Contact: Kevin Fagan, 917-608-8784

Sept 27,2017


Council Members Jumaane Williams, Carlos Menchaca, and Speaker Mark Viverito address the press ahead of the vote (Photo credit: Kevin Fagan)

NEW YORK, NY : Today, the City Council unanimously passed Int. 1447-C, a landmark construction safety bill sponsored by Council Member Jumaane D. Williams (D-Brooklyn), Deputy Leader and Chair of Council's Housing and Buildings Committee, which will institute mandatory construction worker safety training standards. 

Council Member Jumaane D. Williams a prime sponsor of the bill, celebrated its passage as a critically important and long awaited step toward changing the culture of a construction industry that devalues worker safety and well-being.
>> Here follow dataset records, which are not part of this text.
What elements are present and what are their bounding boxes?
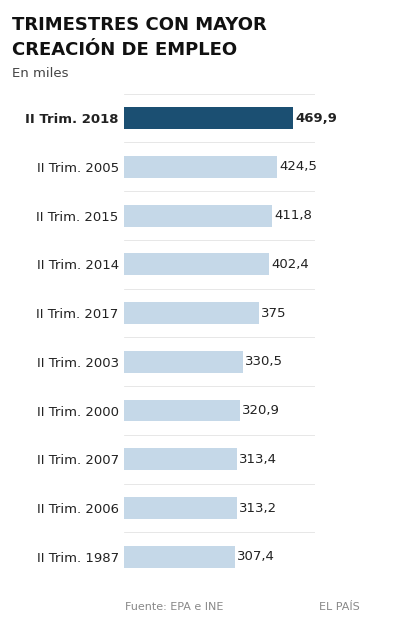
Text: EL PAÍS: EL PAÍS: [318, 602, 359, 612]
Bar: [124, 448, 236, 470]
Bar: [124, 497, 236, 519]
Text: 469,9: 469,9: [295, 111, 337, 125]
Text: 313,4: 313,4: [239, 453, 277, 466]
Bar: [124, 302, 258, 324]
Bar: [124, 351, 242, 372]
Text: 375: 375: [261, 307, 286, 319]
Text: 411,8: 411,8: [274, 209, 312, 222]
Bar: [124, 107, 292, 129]
Bar: [124, 254, 268, 275]
Text: 313,2: 313,2: [239, 501, 277, 515]
Text: 402,4: 402,4: [271, 258, 309, 271]
Text: CREACIÓN DE EMPLEO: CREACIÓN DE EMPLEO: [12, 41, 237, 59]
Bar: [124, 546, 234, 568]
Bar: [124, 399, 239, 421]
Text: TRIMESTRES CON MAYOR: TRIMESTRES CON MAYOR: [12, 16, 266, 34]
Text: 307,4: 307,4: [237, 550, 274, 563]
Bar: [124, 156, 276, 178]
Text: En miles: En miles: [12, 67, 69, 80]
Text: Fuente: EPA e INE: Fuente: EPA e INE: [124, 602, 223, 612]
Bar: [124, 205, 271, 227]
Text: 424,5: 424,5: [279, 160, 316, 173]
Text: 330,5: 330,5: [245, 356, 283, 368]
Text: 320,9: 320,9: [242, 404, 279, 417]
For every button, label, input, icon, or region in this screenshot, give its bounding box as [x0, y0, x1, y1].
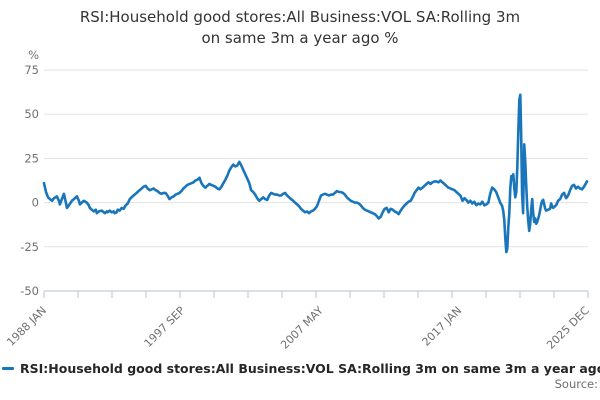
legend-label: RSI:Household good stores:All Business:V… — [20, 361, 600, 376]
y-tick-label: -50 — [20, 284, 39, 298]
series-line[interactable] — [42, 93, 589, 254]
legend: RSI:Household good stores:All Business:V… — [2, 361, 600, 376]
chart-title-line2: on same 3m a year ago % — [201, 29, 399, 47]
y-tick-label: -25 — [20, 240, 39, 254]
y-tick-label: 75 — [24, 63, 39, 77]
x-tick-label: 1988 JAN — [4, 304, 49, 349]
x-tick-label: 2025 DEC — [544, 304, 592, 352]
y-tick-label: 25 — [24, 151, 39, 165]
y-axis-unit-label: % — [28, 48, 39, 62]
y-tick-label: 50 — [24, 107, 39, 121]
x-tick-label: 2017 JAN — [420, 304, 465, 349]
x-tick-label: 2007 MAY — [278, 304, 326, 352]
chart-title-line1: RSI:Household good stores:All Business:V… — [79, 8, 521, 26]
x-tick-label: 1997 SEP — [142, 304, 188, 350]
legend-line-swatch — [2, 366, 14, 371]
source-note: Source: — [554, 377, 598, 391]
y-tick-label: 0 — [32, 196, 39, 210]
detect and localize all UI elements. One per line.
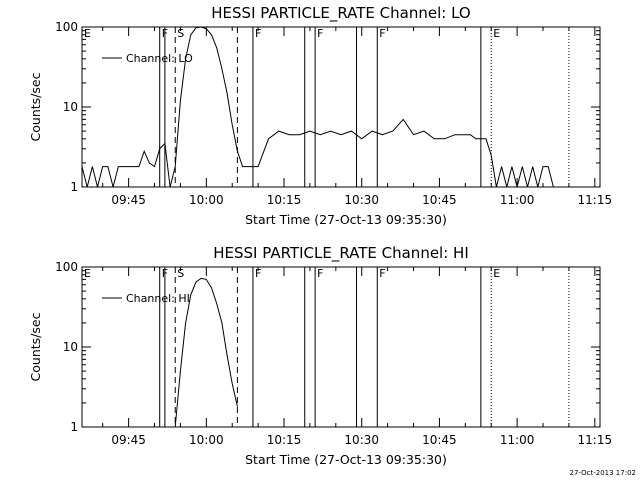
y-axis-label: Counts/sec <box>28 312 43 381</box>
chart-panel-hi: HESSI PARTICLE_RATE Channel: HI Counts/se… <box>28 244 612 467</box>
event-marker-label: E <box>493 267 500 280</box>
y-tick-label: 1 <box>70 180 78 194</box>
y-tick-label: 10 <box>63 340 78 354</box>
event-marker-label: S <box>177 27 184 40</box>
legend-label: Channel: LO <box>126 52 193 65</box>
x-axis-label: Start Time (27-Oct-13 09:35:30) <box>245 452 447 467</box>
x-tick-label: 09:45 <box>111 433 146 447</box>
event-marker-label: F <box>317 27 323 40</box>
event-marker-label: F <box>255 267 261 280</box>
event-marker-label: E <box>493 27 500 40</box>
event-marker-label: F <box>379 27 385 40</box>
chart-panel-lo: HESSI PARTICLE_RATE Channel: LO Counts/se… <box>28 4 612 227</box>
legend-label: Channel: HI <box>126 292 190 305</box>
y-tick-label: 100 <box>55 260 78 274</box>
event-marker-label: E <box>84 267 91 280</box>
timestamp-label: 27-Oct-2013 17:02 <box>570 469 636 477</box>
y-axis-label: Counts/sec <box>28 72 43 141</box>
event-marker-label: S <box>177 267 184 280</box>
x-tick-label: 10:15 <box>267 193 302 207</box>
x-tick-label: 11:15 <box>578 193 613 207</box>
chart-title: HESSI PARTICLE_RATE Channel: HI <box>213 244 469 263</box>
x-tick-label: 10:30 <box>344 433 379 447</box>
x-tick-label: 10:30 <box>344 193 379 207</box>
y-tick-label: 1 <box>70 420 78 434</box>
x-axis-label: Start Time (27-Oct-13 09:35:30) <box>245 212 447 227</box>
x-tick-label: 11:00 <box>500 193 535 207</box>
y-tick-label: 100 <box>55 20 78 34</box>
x-tick-label: 10:00 <box>189 433 224 447</box>
event-marker-label: E <box>84 27 91 40</box>
event-marker-label: F <box>255 27 261 40</box>
x-tick-label: 09:45 <box>111 193 146 207</box>
x-tick-label: 11:15 <box>578 433 613 447</box>
x-tick-label: 10:00 <box>189 193 224 207</box>
series-line <box>174 277 238 428</box>
x-tick-label: 10:15 <box>267 433 302 447</box>
x-tick-label: 11:00 <box>500 433 535 447</box>
event-marker-label: F <box>317 267 323 280</box>
event-marker-label: F <box>379 267 385 280</box>
chart-title: HESSI PARTICLE_RATE Channel: LO <box>211 4 470 23</box>
x-tick-label: 10:45 <box>422 433 457 447</box>
series-line <box>81 26 554 188</box>
y-tick-label: 10 <box>63 100 78 114</box>
x-tick-label: 10:45 <box>422 193 457 207</box>
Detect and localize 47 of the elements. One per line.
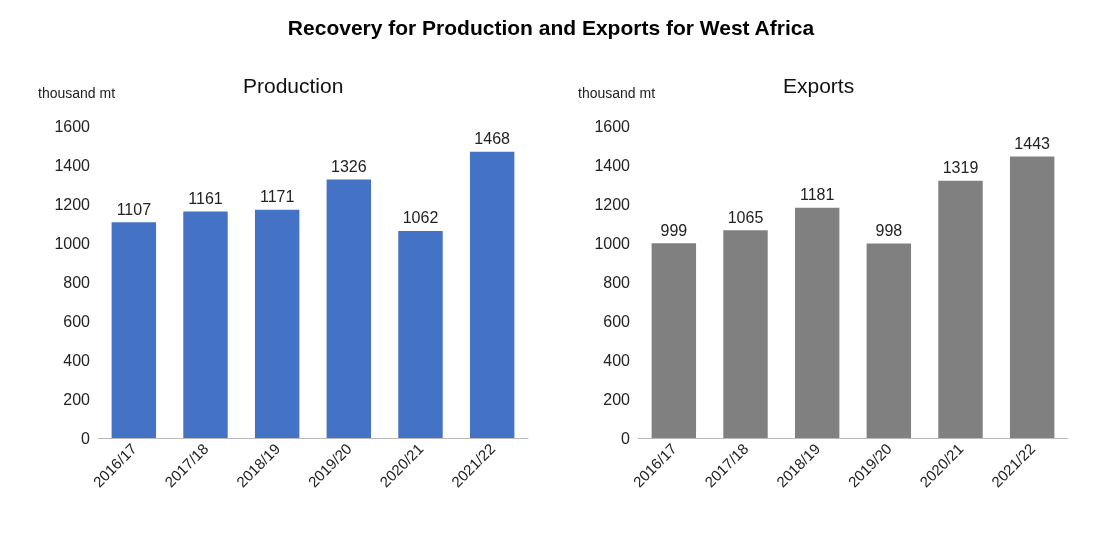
data-label: 1181 — [799, 186, 835, 204]
y-tick-label: 800 — [63, 273, 91, 291]
y-tick-label: 1200 — [594, 195, 631, 213]
data-label: 1443 — [1014, 135, 1051, 153]
bar — [651, 243, 697, 438]
bar — [326, 179, 372, 438]
bar — [469, 151, 515, 438]
y-tick-label: 0 — [81, 429, 91, 447]
y-tick-label: 1000 — [594, 234, 631, 252]
y-tick-label: 600 — [603, 312, 631, 330]
y-tick-label: 400 — [603, 351, 631, 369]
y-tick-label: 1600 — [54, 117, 91, 135]
y-tick-label: 800 — [603, 273, 631, 291]
y-tick-label: 1200 — [54, 195, 91, 213]
y-tick-label: 1600 — [594, 117, 631, 135]
y-axis-title: thousand mt — [38, 85, 116, 101]
y-tick-label: 600 — [63, 312, 91, 330]
bar — [398, 230, 443, 438]
chart-title: Recovery for Production and Exports for West Africa — [286, 15, 816, 41]
bar — [723, 230, 768, 438]
y-tick-label: 200 — [603, 390, 631, 408]
y-tick-label: 400 — [63, 351, 91, 369]
data-label: 1062 — [402, 209, 439, 227]
bar — [111, 222, 157, 438]
data-label: 998 — [875, 221, 903, 239]
y-axis-title: thousand mt — [578, 85, 656, 101]
bar — [938, 180, 983, 438]
y-tick-label: 1000 — [54, 234, 91, 252]
data-label: 1171 — [259, 188, 295, 206]
data-label: 1065 — [727, 208, 764, 226]
bar — [794, 207, 840, 438]
data-label: 1107 — [116, 200, 152, 218]
chart-subtitle: Production — [243, 74, 344, 97]
data-label: 1468 — [474, 130, 511, 148]
y-tick-label: 1400 — [54, 156, 91, 174]
data-label: 1326 — [331, 157, 367, 175]
bar — [1009, 156, 1055, 438]
y-tick-label: 1400 — [594, 156, 631, 174]
y-tick-label: 200 — [63, 390, 91, 408]
data-label: 1319 — [942, 159, 979, 177]
bar — [866, 243, 912, 438]
y-tick-label: 0 — [621, 429, 631, 447]
data-label: 1161 — [188, 190, 223, 208]
bar — [183, 211, 228, 438]
bar — [254, 209, 300, 438]
chart-title: Exports — [783, 74, 855, 97]
data-label: 999 — [660, 221, 688, 239]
"I am proud of the City Council for taking this landmark step to help ensure that the safety of workers is a priority. Requiring a uniform baseline amount of safety training is a long overdue and critically important measure to having a tangible impact on worker's well-being," Williams said. "This action begins to address the eroded culture of worker safety in the New York City construction industry, an erosion that has led to unsafe conditions, injuries, and death."

The bill mandates that workers have a cumulative total of 40-55 hours of training, phased in over time. The first ten hours must be completed by March of 2018, thirty hours by December 1 of that year, and 40-55 within five months of that date. Extensions can be granted to the second and third milestone if necessary. A task force has been created to help facilitate the training and determine its content in conjunction with the Department of Buildings.
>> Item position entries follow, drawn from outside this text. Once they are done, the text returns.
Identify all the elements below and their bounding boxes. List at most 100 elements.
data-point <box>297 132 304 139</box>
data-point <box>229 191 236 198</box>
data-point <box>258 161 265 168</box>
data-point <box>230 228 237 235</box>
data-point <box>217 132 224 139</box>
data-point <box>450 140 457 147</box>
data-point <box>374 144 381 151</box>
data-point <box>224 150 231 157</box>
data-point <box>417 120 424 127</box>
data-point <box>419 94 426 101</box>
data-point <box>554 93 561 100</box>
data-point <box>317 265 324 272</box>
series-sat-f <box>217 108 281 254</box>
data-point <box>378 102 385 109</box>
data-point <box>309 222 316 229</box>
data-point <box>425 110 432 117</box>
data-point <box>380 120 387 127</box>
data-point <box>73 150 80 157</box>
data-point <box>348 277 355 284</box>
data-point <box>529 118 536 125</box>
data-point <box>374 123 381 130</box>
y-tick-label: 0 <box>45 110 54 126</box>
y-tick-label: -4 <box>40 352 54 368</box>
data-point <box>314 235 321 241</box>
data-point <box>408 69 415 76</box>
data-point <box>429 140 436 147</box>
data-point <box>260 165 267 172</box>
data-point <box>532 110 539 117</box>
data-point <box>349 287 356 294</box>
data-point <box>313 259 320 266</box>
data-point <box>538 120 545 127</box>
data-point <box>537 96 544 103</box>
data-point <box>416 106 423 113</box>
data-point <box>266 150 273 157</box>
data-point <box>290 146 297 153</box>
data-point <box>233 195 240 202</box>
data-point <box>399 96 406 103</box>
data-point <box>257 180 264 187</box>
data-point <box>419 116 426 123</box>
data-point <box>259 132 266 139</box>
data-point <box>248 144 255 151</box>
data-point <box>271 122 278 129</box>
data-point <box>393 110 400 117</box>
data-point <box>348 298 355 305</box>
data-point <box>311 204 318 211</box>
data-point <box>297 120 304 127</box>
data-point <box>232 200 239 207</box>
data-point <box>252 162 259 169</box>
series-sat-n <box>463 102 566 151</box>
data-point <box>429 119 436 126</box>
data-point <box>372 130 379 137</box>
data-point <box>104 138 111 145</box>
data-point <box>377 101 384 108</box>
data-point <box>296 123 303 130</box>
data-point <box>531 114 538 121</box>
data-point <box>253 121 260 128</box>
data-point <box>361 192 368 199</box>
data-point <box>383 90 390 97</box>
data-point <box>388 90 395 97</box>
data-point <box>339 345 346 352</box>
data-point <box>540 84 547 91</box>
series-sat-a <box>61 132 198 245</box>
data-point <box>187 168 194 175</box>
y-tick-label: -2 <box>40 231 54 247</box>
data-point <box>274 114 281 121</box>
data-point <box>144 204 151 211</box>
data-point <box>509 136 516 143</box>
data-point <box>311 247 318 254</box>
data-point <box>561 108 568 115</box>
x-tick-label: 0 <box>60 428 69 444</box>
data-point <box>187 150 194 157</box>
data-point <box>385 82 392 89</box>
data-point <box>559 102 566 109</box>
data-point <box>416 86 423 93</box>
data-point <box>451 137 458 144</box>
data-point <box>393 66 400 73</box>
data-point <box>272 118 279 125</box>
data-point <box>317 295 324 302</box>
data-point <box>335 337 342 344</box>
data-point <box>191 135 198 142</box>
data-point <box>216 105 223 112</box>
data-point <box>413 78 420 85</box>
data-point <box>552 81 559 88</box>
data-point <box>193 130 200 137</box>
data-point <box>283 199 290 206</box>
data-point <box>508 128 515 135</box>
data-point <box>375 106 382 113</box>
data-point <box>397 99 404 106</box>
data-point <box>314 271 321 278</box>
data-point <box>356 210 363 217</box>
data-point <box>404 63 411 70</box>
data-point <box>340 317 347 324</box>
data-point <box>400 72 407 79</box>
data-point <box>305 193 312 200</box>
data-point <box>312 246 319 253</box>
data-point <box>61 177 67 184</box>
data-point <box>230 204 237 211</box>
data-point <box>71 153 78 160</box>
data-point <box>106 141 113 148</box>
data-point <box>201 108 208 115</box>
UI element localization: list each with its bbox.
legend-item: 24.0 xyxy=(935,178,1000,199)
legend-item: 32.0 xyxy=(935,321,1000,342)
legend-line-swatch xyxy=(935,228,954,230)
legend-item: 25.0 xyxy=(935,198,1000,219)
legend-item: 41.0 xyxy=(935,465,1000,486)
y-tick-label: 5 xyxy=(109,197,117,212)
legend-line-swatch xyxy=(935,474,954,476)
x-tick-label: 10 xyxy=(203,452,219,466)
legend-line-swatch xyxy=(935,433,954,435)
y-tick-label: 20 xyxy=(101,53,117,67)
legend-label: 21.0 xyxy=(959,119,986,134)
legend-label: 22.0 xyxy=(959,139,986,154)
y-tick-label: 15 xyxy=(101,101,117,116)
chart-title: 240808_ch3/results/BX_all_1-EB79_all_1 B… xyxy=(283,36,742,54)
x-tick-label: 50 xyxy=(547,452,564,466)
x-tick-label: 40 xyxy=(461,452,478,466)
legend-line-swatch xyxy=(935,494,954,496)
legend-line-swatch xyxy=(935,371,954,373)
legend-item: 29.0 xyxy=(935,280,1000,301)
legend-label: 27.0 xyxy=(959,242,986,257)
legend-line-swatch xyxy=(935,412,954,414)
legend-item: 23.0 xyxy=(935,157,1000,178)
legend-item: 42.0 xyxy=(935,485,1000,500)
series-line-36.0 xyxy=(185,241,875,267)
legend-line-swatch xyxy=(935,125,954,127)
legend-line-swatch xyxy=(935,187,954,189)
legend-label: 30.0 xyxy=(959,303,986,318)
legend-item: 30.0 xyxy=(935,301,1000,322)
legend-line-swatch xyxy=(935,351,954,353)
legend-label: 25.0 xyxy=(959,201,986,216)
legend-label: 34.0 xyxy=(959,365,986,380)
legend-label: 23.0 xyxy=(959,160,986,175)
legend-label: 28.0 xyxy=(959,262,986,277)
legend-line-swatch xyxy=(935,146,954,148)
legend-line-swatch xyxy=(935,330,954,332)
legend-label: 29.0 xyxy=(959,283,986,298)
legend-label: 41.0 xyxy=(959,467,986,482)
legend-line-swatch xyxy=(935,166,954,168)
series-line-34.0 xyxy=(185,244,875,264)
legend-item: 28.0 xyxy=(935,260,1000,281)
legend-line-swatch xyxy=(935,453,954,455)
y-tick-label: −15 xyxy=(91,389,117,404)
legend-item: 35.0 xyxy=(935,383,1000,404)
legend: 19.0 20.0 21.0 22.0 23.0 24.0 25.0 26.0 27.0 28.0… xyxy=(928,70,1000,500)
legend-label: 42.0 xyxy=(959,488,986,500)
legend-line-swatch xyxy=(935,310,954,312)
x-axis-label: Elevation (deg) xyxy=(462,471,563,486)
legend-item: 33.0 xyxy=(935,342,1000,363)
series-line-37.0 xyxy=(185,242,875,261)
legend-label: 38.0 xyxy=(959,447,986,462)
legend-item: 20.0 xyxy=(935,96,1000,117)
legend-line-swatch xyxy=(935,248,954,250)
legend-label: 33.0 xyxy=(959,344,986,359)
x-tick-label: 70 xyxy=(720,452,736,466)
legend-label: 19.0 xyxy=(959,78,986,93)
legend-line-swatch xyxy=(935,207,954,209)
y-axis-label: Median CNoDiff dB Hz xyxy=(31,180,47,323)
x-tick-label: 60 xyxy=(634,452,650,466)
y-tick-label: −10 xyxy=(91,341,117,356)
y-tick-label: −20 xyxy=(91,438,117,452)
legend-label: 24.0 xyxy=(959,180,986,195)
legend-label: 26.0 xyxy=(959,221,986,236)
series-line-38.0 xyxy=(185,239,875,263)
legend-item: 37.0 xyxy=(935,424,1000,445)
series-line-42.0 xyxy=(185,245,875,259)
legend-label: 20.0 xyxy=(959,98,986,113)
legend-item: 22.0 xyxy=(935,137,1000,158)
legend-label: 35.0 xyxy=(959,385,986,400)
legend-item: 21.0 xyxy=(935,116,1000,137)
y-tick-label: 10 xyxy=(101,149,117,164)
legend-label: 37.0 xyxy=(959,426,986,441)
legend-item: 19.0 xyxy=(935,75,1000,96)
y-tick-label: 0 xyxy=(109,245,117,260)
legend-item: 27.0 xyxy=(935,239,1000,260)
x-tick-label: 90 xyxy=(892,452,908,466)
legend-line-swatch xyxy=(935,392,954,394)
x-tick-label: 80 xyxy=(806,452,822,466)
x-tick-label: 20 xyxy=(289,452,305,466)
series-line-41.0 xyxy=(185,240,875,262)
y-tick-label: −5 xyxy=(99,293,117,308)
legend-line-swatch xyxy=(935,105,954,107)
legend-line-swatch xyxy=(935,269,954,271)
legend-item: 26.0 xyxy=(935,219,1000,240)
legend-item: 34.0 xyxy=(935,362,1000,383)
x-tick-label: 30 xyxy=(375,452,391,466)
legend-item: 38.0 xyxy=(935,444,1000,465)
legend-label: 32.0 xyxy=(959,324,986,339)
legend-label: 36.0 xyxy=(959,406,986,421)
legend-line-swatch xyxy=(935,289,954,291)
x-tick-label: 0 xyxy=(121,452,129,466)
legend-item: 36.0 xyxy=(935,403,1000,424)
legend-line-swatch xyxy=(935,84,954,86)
"I want to thank Speaker Mark-Viverito and my colleagues on the Council for recognizing necessity to make worker safety an immediate priority," said Council Member Williams. "Our efforts over these months, and in passing this bill today, will have a lasting impact on the health and safety of our workers." The bill was widely praised on the floor of City Council Chambers during its passage.

"As Chair of the City Council Committee on Immigration, I have a special responsibility to speak out for immigrant workers who lack access to training and workplace protections," said Council Member Carlos Menchaca,  the co-prime sponsor of the bill. "Intro 1447 will set new construction safety training standards and save lives. No other industry tolerates such high levels of danger, and there is no justification for delay imposing strict new training requirements. Our construction safety emergency must end now. New York City has endured an unacceptably high number serious injuries, preventable incidents and 39 construction worker deaths since 2015. I commend my Council colleagues for recognizing that construction worker safety is achievable. I call on New York City developers, contractors and agencies to adopt a culture of construction safety through worker education and strict enforcement of workplace regulations."
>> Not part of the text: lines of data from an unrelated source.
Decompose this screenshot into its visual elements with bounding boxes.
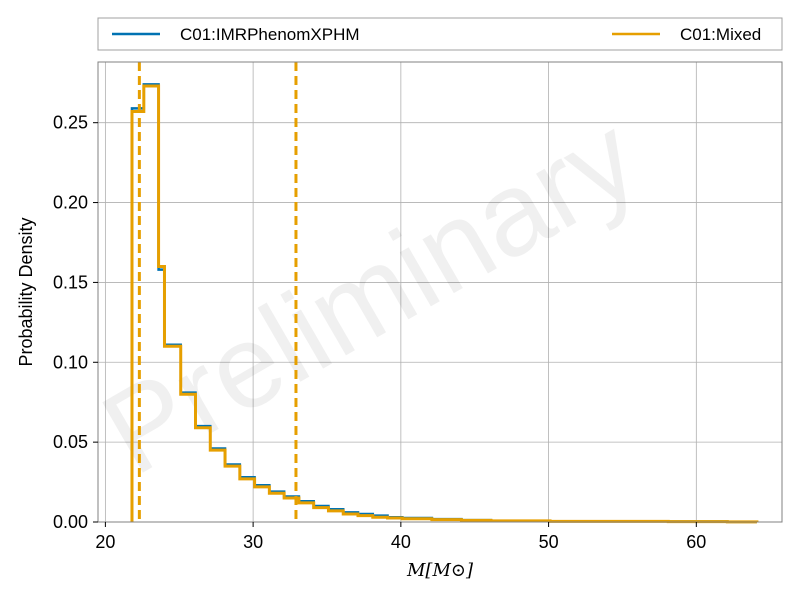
x-tick-label: 40	[391, 532, 411, 552]
y-tick-label: 0.25	[53, 113, 88, 133]
plot-area: Preliminary	[81, 61, 783, 524]
histogram-step-mixed	[130, 84, 759, 524]
legend-label-imrphenomxphm: C01:IMRPhenomXPHM	[180, 25, 360, 44]
legend: C01:IMRPhenomXPHM C01:Mixed	[97, 17, 783, 51]
legend-label-mixed: C01:Mixed	[680, 25, 761, 44]
y-tick-label: 0.05	[53, 432, 88, 452]
interval-lines	[137, 62, 298, 522]
legend-frame	[97, 17, 783, 51]
x-tick-label: 60	[686, 532, 706, 552]
x-axis-label: M[M⊙]	[406, 560, 474, 581]
x-tick-label: 50	[539, 532, 559, 552]
y-axis-ticks: 0.00 0.05 0.10 0.15 0.20 0.25	[53, 113, 98, 532]
x-tick-label: 30	[243, 532, 263, 552]
plot-background	[98, 62, 782, 522]
histogram-series	[130, 83, 759, 524]
y-tick-label: 0.15	[53, 272, 88, 292]
y-axis-label: Probability Density	[16, 217, 36, 366]
y-tick-label: 0.00	[53, 512, 88, 532]
y-tick-label: 0.20	[53, 193, 88, 213]
y-tick-label: 0.10	[53, 352, 88, 372]
plot-frame	[97, 61, 783, 523]
x-tick-label: 20	[95, 532, 115, 552]
x-axis-ticks: 20 30 40 50 60	[95, 522, 706, 552]
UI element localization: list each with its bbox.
"The wellbeing of all New Yorkers is paramount, and legislation to ensure safety on and around the hundreds of construction sites that operate each day in our city has been long overdue," said Speaker Melissa Mark-Viverito. "I thank Council Member Williams and Council Member Menchaca for their dedication to making construction sites safer for everyone - from the people who live and work near them, to the workers who build them. The Council will continue to look for productive ways to improve safety standards and protect workers and the public."

The need for dramatic shifts toward focus on worker safety became even more evident just last Thursday, when two workers were killed and one injured in accidents on separate construction sites in Manhattan. At the time, Williams called for more to be done to "protect those who build this great city" adding that  "No other industry would be allowed to witness such death" without the kind of change that this bill is aimed at instigating.

The measures passed also address the reality in the construction industry that responsibility for worker safety does not sufficiently extend to owners and developers. It escalated obligations for those parties and imposes fines of up to $5,000 per untrained worker.

The passing of this bill comes with a $5 million dollar commitment by the City Council to help ensure access to the training for all workers, regardless of affiliation.